Il ouvrit les yeux, rencontra un regard bleu. Cuddy était agenouillée devant lui, un sourire triste sur ses lèvres. Ses cheveux noirs étaient rassemblés en une queue de cheval un peu brouillon. Elle portait l'uniforme rose du personnel médical, similaire à celui qu'elle avait sur le dos lorsqu'elle était morte, mais en bien meilleur état, flambant neuf. Ses jambes étaient intactes. Comme s'il ne s'était rien passé.

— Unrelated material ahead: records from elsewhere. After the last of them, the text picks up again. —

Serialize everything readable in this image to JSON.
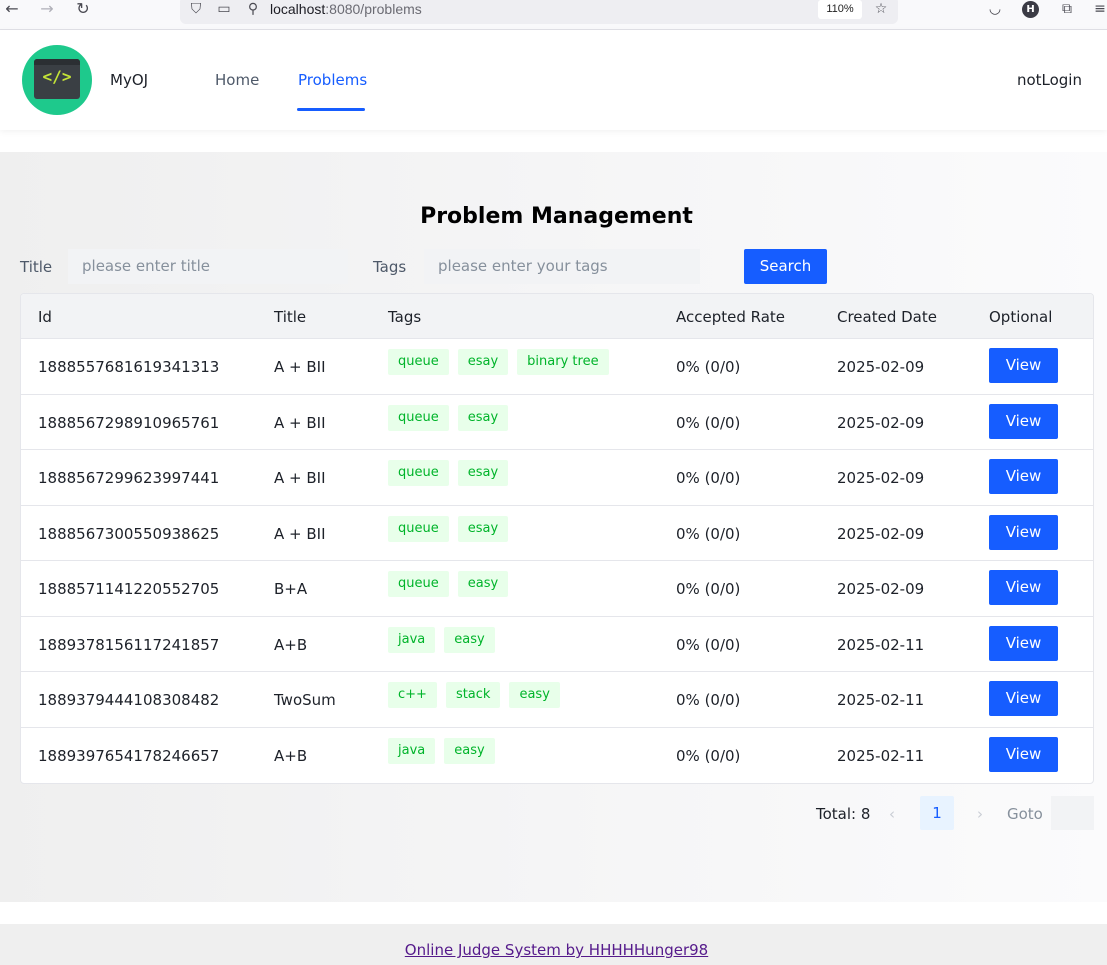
{
  "browser": {
    "url_host": "localhost",
    "url_path": ":8080/problems",
    "zoom": "110%",
    "profile_initial": "H"
  },
  "header": {
    "brand": "MyOJ",
    "menu": [
      {
        "label": "Home"
      },
      {
        "label": "Problems"
      }
    ],
    "user": "notLogin"
  },
  "page": {
    "title": "Problem Management"
  },
  "filters": {
    "title_label": "Title",
    "title_placeholder": "please enter title",
    "tags_label": "Tags",
    "tags_placeholder": "please enter your tags",
    "search_label": "Search"
  },
  "table": {
    "columns": [
      "Id",
      "Title",
      "Tags",
      "Accepted Rate",
      "Created Date",
      "Optional"
    ],
    "rows": [
      {
        "id": "1888557681619341313",
        "title": "A + BII",
        "tags": [
          "queue",
          "esay",
          "binary tree"
        ],
        "rate": "0% (0/0)",
        "date": "2025-02-09",
        "action": "View"
      },
      {
        "id": "1888567298910965761",
        "title": "A + BII",
        "tags": [
          "queue",
          "esay"
        ],
        "rate": "0% (0/0)",
        "date": "2025-02-09",
        "action": "View"
      },
      {
        "id": "1888567299623997441",
        "title": "A + BII",
        "tags": [
          "queue",
          "esay"
        ],
        "rate": "0% (0/0)",
        "date": "2025-02-09",
        "action": "View"
      },
      {
        "id": "1888567300550938625",
        "title": "A + BII",
        "tags": [
          "queue",
          "esay"
        ],
        "rate": "0% (0/0)",
        "date": "2025-02-09",
        "action": "View"
      },
      {
        "id": "1888571141220552705",
        "title": "B+A",
        "tags": [
          "queue",
          "easy"
        ],
        "rate": "0% (0/0)",
        "date": "2025-02-09",
        "action": "View"
      },
      {
        "id": "1889378156117241857",
        "title": "A+B",
        "tags": [
          "java",
          "easy"
        ],
        "rate": "0% (0/0)",
        "date": "2025-02-11",
        "action": "View"
      },
      {
        "id": "1889379444108308482",
        "title": "TwoSum",
        "tags": [
          "c++",
          "stack",
          "easy"
        ],
        "rate": "0% (0/0)",
        "date": "2025-02-11",
        "action": "View"
      },
      {
        "id": "1889397654178246657",
        "title": "A+B",
        "tags": [
          "java",
          "easy"
        ],
        "rate": "0% (0/0)",
        "date": "2025-02-11",
        "action": "View"
      }
    ]
  },
  "pagination": {
    "total": "Total: 8",
    "current_page": "1",
    "goto_label": "Goto"
  },
  "footer": {
    "link": "Online Judge System by HHHHHunger98"
  },
  "colors": {
    "primary": "#165dff",
    "tag_bg": "#e8ffea",
    "tag_text": "#00b42a",
    "logo_bg": "#1ec98c"
  }
}
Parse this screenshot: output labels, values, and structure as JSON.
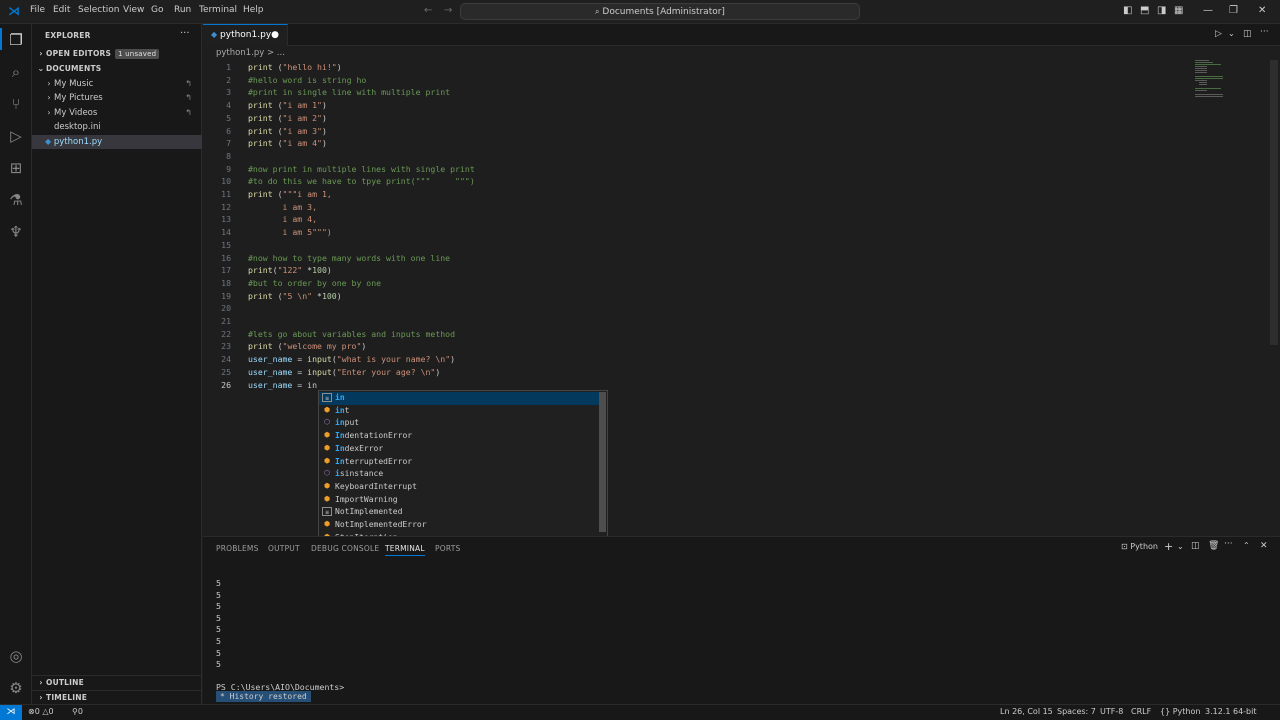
{
  "menu": [
    "File",
    "Edit",
    "Selection",
    "View",
    "Go",
    "Run",
    "Terminal",
    "Help"
  ],
  "command_center": "Documents [Administrator]",
  "sidebar": {
    "title": "EXPLORER",
    "open_editors": "OPEN EDITORS",
    "unsaved_badge": "1 unsaved",
    "folder": "DOCUMENTS",
    "items": [
      "My Music",
      "My Pictures",
      "My Videos",
      "desktop.ini",
      "python1.py"
    ],
    "outline": "OUTLINE",
    "timeline": "TIMELINE"
  },
  "editor": {
    "tab_label": "python1.py",
    "breadcrumb": "python1.py > ...",
    "lines": [
      "print (\"hello hi!\")",
      "#hello word is string ho",
      "#print in single line with multiple print",
      "print (\"i am 1\")",
      "print (\"i am 2\")",
      "print (\"i am 3\")",
      "print (\"i am 4\")",
      "",
      "#now print in multiple lines with single print",
      "#to do this we have to tpye print(\"\"\"     \"\"\")",
      "print (\"\"\"i am 1,",
      "       i am 3,",
      "       i am 4,",
      "       i am 5\"\"\")",
      "",
      "#now how to type many words with one line",
      "print(\"122\" *100)",
      "#but to order by one by one",
      "print (\"5 \\n\" *100)",
      "",
      "",
      "#lets go about variables and inputs method",
      "print (\"welcome my pro\")",
      "user_name = input(\"what is your name? \\n\")",
      "user_name = input(\"Enter your age? \\n\")",
      "user_name = in"
    ]
  },
  "suggestions": [
    {
      "label": "in",
      "kind": "keyword",
      "match": "in"
    },
    {
      "label": "int",
      "kind": "class",
      "match": "in"
    },
    {
      "label": "input",
      "kind": "function",
      "match": "in"
    },
    {
      "label": "IndentationError",
      "kind": "class",
      "match": "In"
    },
    {
      "label": "IndexError",
      "kind": "class",
      "match": "In"
    },
    {
      "label": "InterruptedError",
      "kind": "class",
      "match": "In"
    },
    {
      "label": "isinstance",
      "kind": "function",
      "match": "i"
    },
    {
      "label": "KeyboardInterrupt",
      "kind": "class",
      "match": ""
    },
    {
      "label": "ImportWarning",
      "kind": "class",
      "match": ""
    },
    {
      "label": "NotImplemented",
      "kind": "keyword",
      "match": ""
    },
    {
      "label": "NotImplementedError",
      "kind": "class",
      "match": ""
    },
    {
      "label": "StopIteration",
      "kind": "class",
      "match": ""
    }
  ],
  "panel": {
    "tabs": [
      "PROBLEMS",
      "OUTPUT",
      "DEBUG CONSOLE",
      "TERMINAL",
      "PORTS"
    ],
    "terminal_type": "Python",
    "output_lines": [
      "5",
      "5",
      "5",
      "5",
      "5",
      "5",
      "5",
      "5"
    ],
    "prompt": "PS C:\\Users\\AIO\\Documents>",
    "history_msg": "*  History restored"
  },
  "statusbar": {
    "errors": "0",
    "warnings": "0",
    "ports": "0",
    "position": "Ln 26, Col 15",
    "spaces": "Spaces: 7",
    "encoding": "UTF-8",
    "eol": "CRLF",
    "language": "Python",
    "interpreter": "3.12.1 64-bit"
  },
  "colors": {
    "accent": "#0078d4",
    "keyword": "#dcdcaa",
    "string": "#ce9178",
    "comment": "#6a9955"
  }
}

Il voulut prononcer son nom, mais il s'étrangla avec ses larmes. Il se redressa, serra Cuddy dans ses bras et éclata en sanglots. Elle lui murmura quelques ' chut ' et le berça comme son enfant.
« Je suis là House. Tout va bien. »
« Tu m'as manquée. »
Il savait qu'elle n'était pas réelle et qu'il n'étreignait que du vide. Il désirait tellement fort être avec elle que tout était plus authentique. Comme l'hallucination d'avant. La texture de ses vêtements étaient calquée dans ses paumes. Ses cheveux fins chatouillaient son nez. Son parfum le grisait. Pourtant, ce n'était que du rêve.
Il renforça son étreinte, et son épaule tressauta. Sous l'effet de la drogue, ses nerfs s'endormaient, mais il savait qu'il avait mal.
Il sentit que Cuddy lui échappait. Il eut terriblement peur de la perdre une nouvelle fois et s'accrocha à elle, l'empêchant de repartir.
« On devrait changer ton pansement avant que ça s'infecte. »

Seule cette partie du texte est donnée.